Ai difensori dell’inconciliabilità tra marxismo e indipendentismo, invece, si potrebbe consigliare una più attenta lettura dello stesso Marx – per non parlare di Lenin – sul diritto all’autodeterminazione nazionale, ma non è questo il luogo per una discussione ideologica sul tema.

L’idea che quello catalano rappresenti nient’altro che uno sciovinismo frutto del benessere è un altro leitmotiv ricorrente.

Ma anche in questo caso, una breve ricerca sulle origini dell’indipendentismo e il prezzo pagato dai catalanisti dopo la sconfitta repubblicana nella guerra civile degli anni ’30, possono essere utili a fare chiarezza, soprattutto alla luce del successo riscosso dalle formazioni anticapitaliste e indipendentiste in questi ultimi anni. Mentre le polemiche sul tema impazzano, è di queste ultime ore la notizia che gli “estibadors”, i lavoratori portuali (corrispettivo catalano dei nostri camalli), boicotteranno l’approvvigionamento delle navi da crociera che il governo di Madrid ha noleggiato per alloggiare migliaia di poliziotti in procinto di raggiungere la Catalogna.

In un intreccio tra rivendicazioni nazionaliste e conflitti sociali il livello dello scontro pare quindi destinato ad alzarsi nei prossimi giorni, in particolar modo se dovesse essere proclamato lo sciopero generale invocato dalle numerose assemblee popolari attive dalla notte scorsa. Intanto anche tra i catalani contrari all’indipendenza cresce il malumore per la reazione di Madrid.

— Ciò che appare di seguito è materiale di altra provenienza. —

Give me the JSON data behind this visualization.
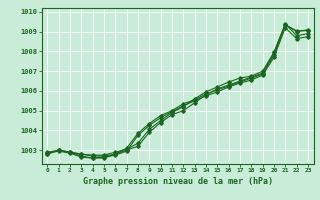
{
  "title": "",
  "xlabel": "Graphe pression niveau de la mer (hPa)",
  "background_color": "#c8ecd8",
  "grid_color": "#b0d8c0",
  "line_color": "#1a6620",
  "xlim": [
    -0.5,
    23.5
  ],
  "ylim": [
    1002.3,
    1010.2
  ],
  "yticks": [
    1003,
    1004,
    1005,
    1006,
    1007,
    1008,
    1009,
    1010
  ],
  "xticks": [
    0,
    1,
    2,
    3,
    4,
    5,
    6,
    7,
    8,
    9,
    10,
    11,
    12,
    13,
    14,
    15,
    16,
    17,
    18,
    19,
    20,
    21,
    22,
    23
  ],
  "series": [
    [
      1002.8,
      1003.0,
      1002.9,
      1002.8,
      1002.7,
      1002.7,
      1002.8,
      1003.0,
      1003.2,
      1003.9,
      1004.4,
      1004.8,
      1005.0,
      1005.4,
      1005.8,
      1006.1,
      1006.3,
      1006.5,
      1006.7,
      1006.9,
      1007.8,
      1009.35,
      1009.05,
      1009.05
    ],
    [
      1002.8,
      1003.0,
      1002.9,
      1002.7,
      1002.6,
      1002.6,
      1002.8,
      1003.1,
      1003.85,
      1004.35,
      1004.75,
      1005.0,
      1005.35,
      1005.55,
      1005.85,
      1006.05,
      1006.25,
      1006.45,
      1006.65,
      1006.85,
      1007.95,
      1009.4,
      1008.8,
      1008.9
    ],
    [
      1002.85,
      1002.95,
      1002.85,
      1002.65,
      1002.6,
      1002.65,
      1002.75,
      1002.95,
      1003.75,
      1004.25,
      1004.65,
      1004.95,
      1005.25,
      1005.5,
      1005.75,
      1005.95,
      1006.2,
      1006.4,
      1006.55,
      1006.8,
      1007.7,
      1009.2,
      1008.65,
      1008.75
    ],
    [
      1002.9,
      1003.0,
      1002.9,
      1002.8,
      1002.75,
      1002.75,
      1002.9,
      1003.05,
      1003.35,
      1004.05,
      1004.5,
      1004.9,
      1005.2,
      1005.6,
      1005.95,
      1006.2,
      1006.45,
      1006.65,
      1006.75,
      1007.0,
      1007.95,
      1009.35,
      1009.0,
      1009.1
    ]
  ]
}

In fin dei conti l’oggetto della disputa non è la proclamazione unilaterale d’indipendenza, ma la sacrosanta richiesta di potersi esprimere sulla questione. Certo è comprensibile che l’idea di una repubblica in territorio iberico, magari anche d’ispirazione socialista, possa togliere il sonno al governo spagnolo e ai potenti di tutta Europa, ma in questi tempi di autoritarismo e paranoie securitarie anche soltanto rivendicare il diritto di espressione appare intollerabilmente sovversivo.

Il messaggio è arrivato forte e chiaro: la monarchia spagnola deve rimanere “una, grande y libre”. Se ne facciano una ragione questi repubblicani catalani e la smettano di turbare il placido torpore di parte della sinistra nostrana.